Note that Countrywide common shares have fallen 38% in one month, from $34 to $21.

Tuesday, August 07, 2007

Blackstone Down To $24.90

It is now down an amazing 29% from its IPO price.

Wells Fargo Jumbo Rate Jumps to 8%

Wells Fargo, one of the nation's biggest mortgage lenders, raised the interest rates on it 30-year, fixed-rate, non-conforming (AKA jumbo) loan to 8 percent last week, up from 6.875 percent. Other lenders are likely to join Wells Fargo.

The reason is apparently the collapse of the secondary mortgage market.

HomeBanc exiting the mortgage business

HomeBanc today announced that it intends to exit the mortgage loan origination business.
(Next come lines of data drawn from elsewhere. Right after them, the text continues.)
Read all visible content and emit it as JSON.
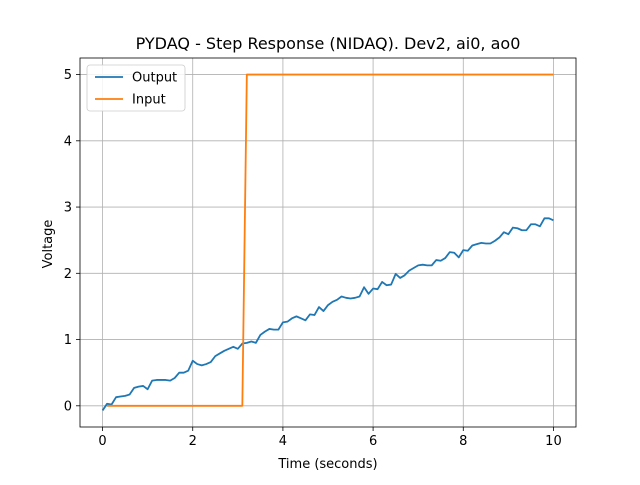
{
  "chart_data": {
    "type": "line",
    "title": "PYDAQ - Step Response (NIDAQ). Dev2, ai0, ao0",
    "xlabel": "Time (seconds)",
    "ylabel": "Voltage",
    "xlim": [
      -0.5,
      10.5
    ],
    "ylim": [
      -0.32,
      5.25
    ],
    "xticks": [
      0,
      2,
      4,
      6,
      8,
      10
    ],
    "xtick_labels": [
      "0",
      "2",
      "4",
      "6",
      "8",
      "10"
    ],
    "yticks": [
      0,
      1,
      2,
      3,
      4,
      5
    ],
    "ytick_labels": [
      "0",
      "1",
      "2",
      "3",
      "4",
      "5"
    ],
    "grid": true,
    "legend_position": "top-left",
    "series": [
      {
        "name": "Output",
        "color": "#1f77b4",
        "x": [
          0,
          0.1,
          0.2,
          0.3,
          0.4,
          0.5,
          0.6,
          0.7,
          0.8,
          0.9,
          1.0,
          1.1,
          1.2,
          1.3,
          1.4,
          1.5,
          1.6,
          1.7,
          1.8,
          1.9,
          2.0,
          2.1,
          2.2,
          2.3,
          2.4,
          2.5,
          2.6,
          2.7,
          2.8,
          2.9,
          3.0,
          3.1,
          3.2,
          3.3,
          3.4,
          3.5,
          3.6,
          3.7,
          3.8,
          3.9,
          4.0,
          4.1,
          4.2,
          4.3,
          4.4,
          4.5,
          4.6,
          4.7,
          4.8,
          4.9,
          5.0,
          5.1,
          5.2,
          5.3,
          5.4,
          5.5,
          5.6,
          5.7,
          5.8,
          5.9,
          6.0,
          6.1,
          6.2,
          6.3,
          6.4,
          6.5,
          6.6,
          6.7,
          6.8,
          6.9,
          7.0,
          7.1,
          7.2,
          7.3,
          7.4,
          7.5,
          7.6,
          7.7,
          7.8,
          7.9,
          8.0,
          8.1,
          8.2,
          8.3,
          8.4,
          8.5,
          8.6,
          8.7,
          8.8,
          8.9,
          9.0,
          9.1,
          9.2,
          9.3,
          9.4,
          9.5,
          9.6,
          9.7,
          9.8,
          9.9,
          10.0
        ],
        "values": [
          -0.07,
          0.03,
          0.02,
          0.13,
          0.14,
          0.15,
          0.17,
          0.27,
          0.29,
          0.3,
          0.25,
          0.38,
          0.39,
          0.39,
          0.39,
          0.38,
          0.42,
          0.5,
          0.5,
          0.53,
          0.68,
          0.63,
          0.61,
          0.63,
          0.66,
          0.75,
          0.79,
          0.83,
          0.86,
          0.89,
          0.86,
          0.94,
          0.95,
          0.97,
          0.95,
          1.07,
          1.12,
          1.16,
          1.15,
          1.15,
          1.26,
          1.27,
          1.32,
          1.35,
          1.32,
          1.29,
          1.38,
          1.37,
          1.49,
          1.43,
          1.52,
          1.57,
          1.6,
          1.65,
          1.63,
          1.62,
          1.63,
          1.65,
          1.79,
          1.69,
          1.77,
          1.76,
          1.87,
          1.82,
          1.83,
          1.99,
          1.93,
          1.97,
          2.04,
          2.08,
          2.12,
          2.13,
          2.12,
          2.12,
          2.2,
          2.19,
          2.23,
          2.32,
          2.31,
          2.24,
          2.35,
          2.34,
          2.42,
          2.44,
          2.46,
          2.45,
          2.45,
          2.49,
          2.54,
          2.62,
          2.59,
          2.69,
          2.68,
          2.65,
          2.65,
          2.74,
          2.74,
          2.71,
          2.83,
          2.83,
          2.8
        ]
      },
      {
        "name": "Input",
        "color": "#ff7f0e",
        "x": [
          0.1,
          3.1,
          3.2,
          10.0
        ],
        "values": [
          0,
          0,
          5,
          5
        ]
      }
    ]
  }
}
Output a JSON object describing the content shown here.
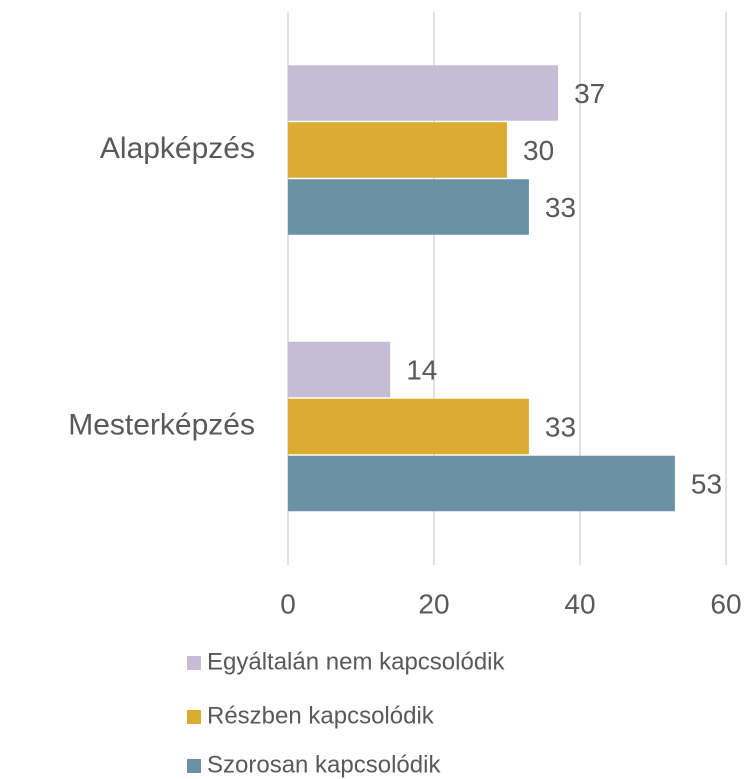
{
  "chart_data": {
    "type": "hbar",
    "categories": [
      "Alapképzés",
      "Mesterképzés"
    ],
    "series": [
      {
        "name": "Egyáltalán nem kapcsolódik",
        "color": "#c5bdd6",
        "values": [
          37,
          14
        ]
      },
      {
        "name": "Részben kapcsolódik",
        "color": "#dcab32",
        "values": [
          30,
          33
        ]
      },
      {
        "name": "Szorosan kapcsolódik",
        "color": "#6a91a5",
        "values": [
          33,
          53
        ]
      }
    ],
    "xlim": [
      0,
      60
    ],
    "xticks": [
      0,
      20,
      40,
      60
    ],
    "grid": true,
    "legend": "bottom"
  }
}
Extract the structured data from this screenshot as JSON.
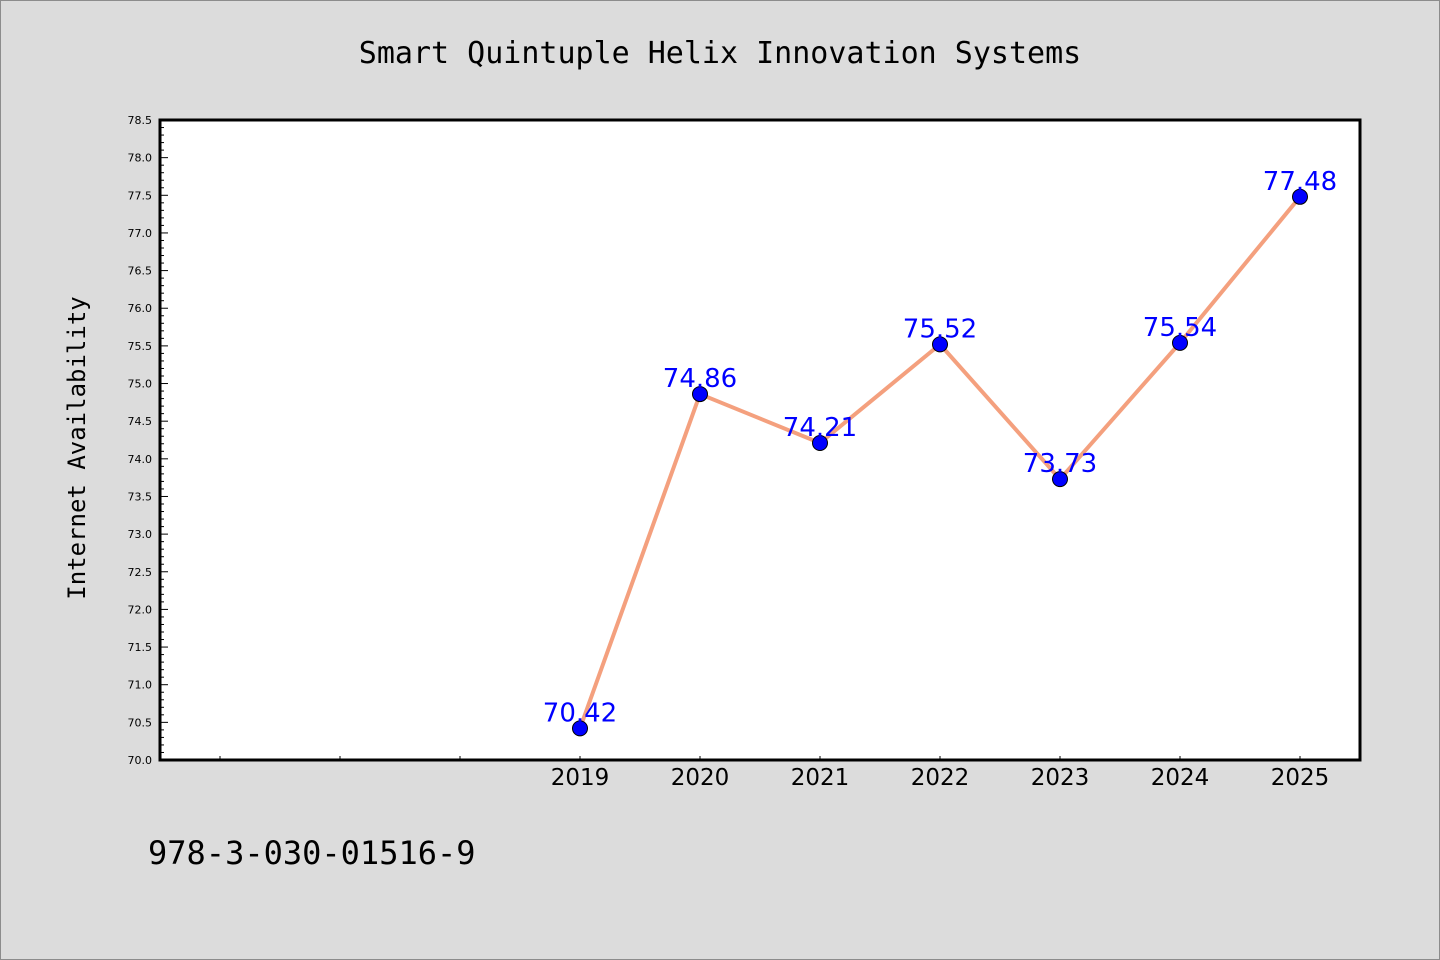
{
  "chart_data": {
    "type": "line",
    "title": "Smart Quintuple Helix Innovation Systems",
    "xlabel": "",
    "ylabel": "Internet Availability",
    "categories": [
      "2019",
      "2020",
      "2021",
      "2022",
      "2023",
      "2024",
      "2025"
    ],
    "values": [
      70.42,
      74.86,
      74.21,
      75.52,
      73.73,
      75.54,
      77.48
    ],
    "data_labels": [
      "70.42",
      "74.86",
      "74.21",
      "75.52",
      "73.73",
      "75.54",
      "77.48"
    ],
    "ylim": [
      70.0,
      78.5
    ],
    "yticks": [
      "70.0",
      "70.5",
      "71.0",
      "71.5",
      "72.0",
      "72.5",
      "73.0",
      "73.5",
      "74.0",
      "74.5",
      "75.0",
      "75.5",
      "76.0",
      "76.5",
      "77.0",
      "77.5",
      "78.0",
      "78.5"
    ],
    "grid": false,
    "colors": {
      "line": "#f4a07e",
      "marker": "#0000ff",
      "data_label": "#0000ff",
      "background": "#dcdcdc",
      "plot_background": "#ffffff"
    }
  },
  "footer": {
    "isbn": "978-3-030-01516-9"
  }
}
The Company at present is unable to borrow on its credit facilities and was unable to fund its mortgage loan funding obligations. Accordingly, the Company does not anticipate funding any future mortgage loans and is no longer accepting any mortgage loan applications or funding any mortgage loans previously originated and not yet funded. The Company is seeking the most appropriate course of action to preserve the value of its remaining assets. Kevin Race, HomeBanc's President and CEO, stated, "In light of the extraordinary difficulties that HomeBanc continues to face in the mortgage loan origination market, we feel that it is in the best interests of the Company to exit this business so that we can focus on preserving the value of our investment portfolio assets and loan servicing operations."

HomeBanc also announced that it has reached agreement with Countrywide Financial Corporation whereby Countrywide will acquire certain assets related to HomeBanc's retail loan origination operations, including up to five branches located in Georgia, Florida and North Carolina, and will assume the leases related to those branches. In addition, Countrywide expects to make offers of employment to substantially all of HomeBanc's retail loan originators. Countrywide will pay no cash premium in this transaction and will not acquire any other assets or assume any other liabilities related to HomeBanc. This transaction, which is subject to certain conditions, is expected to close by Friday.

There's that phrase again.

Also, I found this really good website which tracks the mortgage lenders that have imploded recently (112 in the last 15 months). I see tough times ahead for the real estate market.